Nottinghamshire's Deputy Police and Crime Commissioner (DPPC) Emma Foody explained: "I'm delighted that Nottinghamshire has become the first force in the country to appoint a dog theft lead.
"There is growing alarm - both locally and nationally - over the threat of dog theft. This has been fuelled by a number of distressing incidents which have eroded public confidence.
"I'm incredibly grateful for the support of Guide Dogs for the Blind in helping us highlight how serious this issue is. I'm keen to work with other organisations to do whatever we can to prevent dog theft in the future and disrupt the lucrative market that has emerged during the national lockdowns.
"As a dog owner myself, I know just how worrying this issue is, and I'm determined to fight for tougher penalties for those involved in this despicable crime."
Last month, home secretary Priti Patel explained she was looking at tougher measures for pet thefts.
In October last year, the issue of making pet theft a specific offence was debated by MPs, after 300,000 people signed a petition. The calls for change come after the Kennel Club revealed less than five per cent of cases result in a criminal conviction.
Nottinghamshire's Chief Constable Craig Guildford said the appointment of a dedicated dog theft lead showed the force took the issue seriously.
"Firstly, it's important to reassure local residents that we have not seen a significant spike in dog theft in Nottinghamshire," he said.
"However, we obviously want to keep it that way, and give our dog owners confidence that we are taking the matter seriously.
"That's why I felt it was important to have a senior officer to lead on this. We want to prevent dogs being stolen in the first place, with the heartbreaking stress and trauma this causes the owners, and will be working hard to spread those messages.
"Secondly I want to send a clear message to those who seek to carry out this cold-hearted crime that it will not be tolerated. It is taken very seriously and we will come after you."

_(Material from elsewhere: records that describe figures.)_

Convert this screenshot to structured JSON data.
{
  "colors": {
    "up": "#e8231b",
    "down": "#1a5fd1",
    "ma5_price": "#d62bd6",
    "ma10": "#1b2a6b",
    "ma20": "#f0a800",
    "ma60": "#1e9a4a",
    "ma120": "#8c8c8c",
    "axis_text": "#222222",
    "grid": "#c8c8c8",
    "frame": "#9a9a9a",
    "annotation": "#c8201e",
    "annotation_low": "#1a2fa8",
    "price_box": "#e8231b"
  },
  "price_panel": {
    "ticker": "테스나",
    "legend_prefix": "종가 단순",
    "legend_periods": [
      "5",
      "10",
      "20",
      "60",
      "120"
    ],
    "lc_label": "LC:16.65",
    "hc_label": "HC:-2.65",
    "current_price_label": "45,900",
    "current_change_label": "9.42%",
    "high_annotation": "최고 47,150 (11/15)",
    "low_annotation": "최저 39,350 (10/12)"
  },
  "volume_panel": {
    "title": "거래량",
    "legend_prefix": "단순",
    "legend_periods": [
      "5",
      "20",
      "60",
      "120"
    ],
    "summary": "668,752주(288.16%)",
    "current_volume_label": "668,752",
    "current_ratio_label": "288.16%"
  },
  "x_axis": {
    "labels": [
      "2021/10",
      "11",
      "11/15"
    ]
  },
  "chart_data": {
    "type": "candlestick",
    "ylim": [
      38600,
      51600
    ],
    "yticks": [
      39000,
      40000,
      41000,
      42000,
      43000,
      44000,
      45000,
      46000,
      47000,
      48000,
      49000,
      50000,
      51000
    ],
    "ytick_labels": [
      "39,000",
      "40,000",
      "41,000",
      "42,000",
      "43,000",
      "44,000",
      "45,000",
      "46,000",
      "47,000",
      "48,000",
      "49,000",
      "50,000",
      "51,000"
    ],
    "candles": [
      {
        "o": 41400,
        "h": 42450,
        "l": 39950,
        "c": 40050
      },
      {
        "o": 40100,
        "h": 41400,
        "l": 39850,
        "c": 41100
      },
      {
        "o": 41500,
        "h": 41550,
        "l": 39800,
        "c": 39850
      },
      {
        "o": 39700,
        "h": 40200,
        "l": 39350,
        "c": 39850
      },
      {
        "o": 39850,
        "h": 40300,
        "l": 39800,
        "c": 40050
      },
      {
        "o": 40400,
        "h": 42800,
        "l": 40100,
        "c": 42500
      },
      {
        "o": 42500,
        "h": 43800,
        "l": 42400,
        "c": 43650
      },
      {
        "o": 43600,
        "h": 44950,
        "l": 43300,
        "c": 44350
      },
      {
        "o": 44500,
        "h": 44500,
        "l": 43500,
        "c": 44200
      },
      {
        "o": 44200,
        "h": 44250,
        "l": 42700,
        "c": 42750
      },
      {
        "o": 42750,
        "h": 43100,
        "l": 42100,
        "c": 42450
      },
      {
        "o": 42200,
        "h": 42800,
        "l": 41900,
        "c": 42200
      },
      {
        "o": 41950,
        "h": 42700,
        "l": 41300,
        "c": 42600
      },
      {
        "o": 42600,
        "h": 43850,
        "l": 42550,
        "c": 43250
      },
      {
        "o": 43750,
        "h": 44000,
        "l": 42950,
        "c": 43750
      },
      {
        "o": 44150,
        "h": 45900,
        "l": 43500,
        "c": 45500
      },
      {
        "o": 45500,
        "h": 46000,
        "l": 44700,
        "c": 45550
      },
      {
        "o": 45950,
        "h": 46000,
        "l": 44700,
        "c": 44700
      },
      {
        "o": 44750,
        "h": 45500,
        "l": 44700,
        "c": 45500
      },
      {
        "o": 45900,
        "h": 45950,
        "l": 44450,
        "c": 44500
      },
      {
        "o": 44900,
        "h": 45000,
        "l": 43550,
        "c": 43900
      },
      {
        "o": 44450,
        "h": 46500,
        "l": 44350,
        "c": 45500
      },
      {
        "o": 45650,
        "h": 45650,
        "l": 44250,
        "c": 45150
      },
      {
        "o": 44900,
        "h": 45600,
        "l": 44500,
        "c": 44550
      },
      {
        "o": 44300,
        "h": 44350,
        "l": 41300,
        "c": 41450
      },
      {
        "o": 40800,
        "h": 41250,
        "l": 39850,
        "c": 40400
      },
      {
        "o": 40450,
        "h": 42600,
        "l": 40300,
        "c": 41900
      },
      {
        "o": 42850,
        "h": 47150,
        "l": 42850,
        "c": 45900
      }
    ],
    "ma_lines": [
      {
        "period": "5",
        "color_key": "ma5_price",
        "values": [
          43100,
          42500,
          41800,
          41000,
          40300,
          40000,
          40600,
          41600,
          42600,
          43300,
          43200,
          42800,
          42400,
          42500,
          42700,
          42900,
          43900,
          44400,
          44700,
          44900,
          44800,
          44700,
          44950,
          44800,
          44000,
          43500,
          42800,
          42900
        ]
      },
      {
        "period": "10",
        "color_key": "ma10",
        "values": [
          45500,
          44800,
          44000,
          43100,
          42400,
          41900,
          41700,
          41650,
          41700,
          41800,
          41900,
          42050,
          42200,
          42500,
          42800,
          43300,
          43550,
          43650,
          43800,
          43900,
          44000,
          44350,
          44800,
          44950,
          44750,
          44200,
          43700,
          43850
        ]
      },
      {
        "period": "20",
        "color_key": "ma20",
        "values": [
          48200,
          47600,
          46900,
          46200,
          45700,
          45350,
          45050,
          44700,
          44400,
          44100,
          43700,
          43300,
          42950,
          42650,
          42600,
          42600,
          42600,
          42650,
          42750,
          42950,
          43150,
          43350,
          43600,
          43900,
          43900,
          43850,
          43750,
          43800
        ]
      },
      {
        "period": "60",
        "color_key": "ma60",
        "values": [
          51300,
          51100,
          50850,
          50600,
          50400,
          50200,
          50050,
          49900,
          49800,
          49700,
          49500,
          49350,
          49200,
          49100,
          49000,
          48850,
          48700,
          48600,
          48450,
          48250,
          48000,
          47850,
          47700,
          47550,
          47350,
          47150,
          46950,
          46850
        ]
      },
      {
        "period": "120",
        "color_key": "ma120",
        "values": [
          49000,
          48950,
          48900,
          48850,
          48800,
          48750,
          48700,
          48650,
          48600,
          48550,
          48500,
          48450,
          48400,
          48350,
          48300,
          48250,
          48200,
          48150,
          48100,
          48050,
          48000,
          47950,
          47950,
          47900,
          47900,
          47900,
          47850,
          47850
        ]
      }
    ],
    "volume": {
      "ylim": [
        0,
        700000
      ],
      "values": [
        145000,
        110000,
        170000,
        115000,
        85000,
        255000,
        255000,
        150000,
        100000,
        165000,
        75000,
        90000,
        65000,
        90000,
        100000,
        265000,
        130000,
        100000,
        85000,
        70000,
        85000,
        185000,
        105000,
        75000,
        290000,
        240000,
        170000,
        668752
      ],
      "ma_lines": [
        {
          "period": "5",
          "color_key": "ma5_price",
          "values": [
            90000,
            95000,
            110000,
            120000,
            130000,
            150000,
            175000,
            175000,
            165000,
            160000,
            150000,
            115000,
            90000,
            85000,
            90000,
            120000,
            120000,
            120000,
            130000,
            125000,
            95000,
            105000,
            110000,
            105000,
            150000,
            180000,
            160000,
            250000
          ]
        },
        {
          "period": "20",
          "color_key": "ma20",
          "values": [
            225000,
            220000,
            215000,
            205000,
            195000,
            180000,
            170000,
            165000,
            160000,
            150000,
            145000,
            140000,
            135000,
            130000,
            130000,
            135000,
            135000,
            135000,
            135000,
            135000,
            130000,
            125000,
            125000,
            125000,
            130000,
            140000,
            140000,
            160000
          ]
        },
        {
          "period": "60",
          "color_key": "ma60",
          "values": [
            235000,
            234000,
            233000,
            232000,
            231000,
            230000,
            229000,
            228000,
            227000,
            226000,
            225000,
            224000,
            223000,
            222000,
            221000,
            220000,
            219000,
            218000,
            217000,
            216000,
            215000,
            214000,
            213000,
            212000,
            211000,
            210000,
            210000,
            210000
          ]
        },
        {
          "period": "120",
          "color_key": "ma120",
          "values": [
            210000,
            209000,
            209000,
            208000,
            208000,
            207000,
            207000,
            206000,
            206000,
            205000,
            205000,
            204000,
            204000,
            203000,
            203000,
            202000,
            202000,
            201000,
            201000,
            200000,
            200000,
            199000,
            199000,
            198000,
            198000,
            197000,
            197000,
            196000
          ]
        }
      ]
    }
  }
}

Meanwhile, Tim Stafford, director of canine affairs at Guide Dogs, added: "Stealing a dog is not the same as stealing someone's television, despite the law seeing it this way. The theft of a dog is much more like the loss of a loved family member.
"What's more, blind and visually impaired people rely on their guide dogs for their independence and wellbeing. A huge investment of love, time and money over many years has gone into creating each of our incredible guide dog partnerships.
"This year, for the first time, we have been informed of a couple of incidents when someone has attempted to take a guide dog from its owner.
"While such incidents are very rare in relation to how many guide dog partnerships our charity supports, we are concerned about how fearful our guide dog owners are of being a potential target at the moment.
"The law needs to change to stop dog theft from being a low-risk, high-reward crime, and better reflect how people value their dogs."
This is certainly a step in the right direction!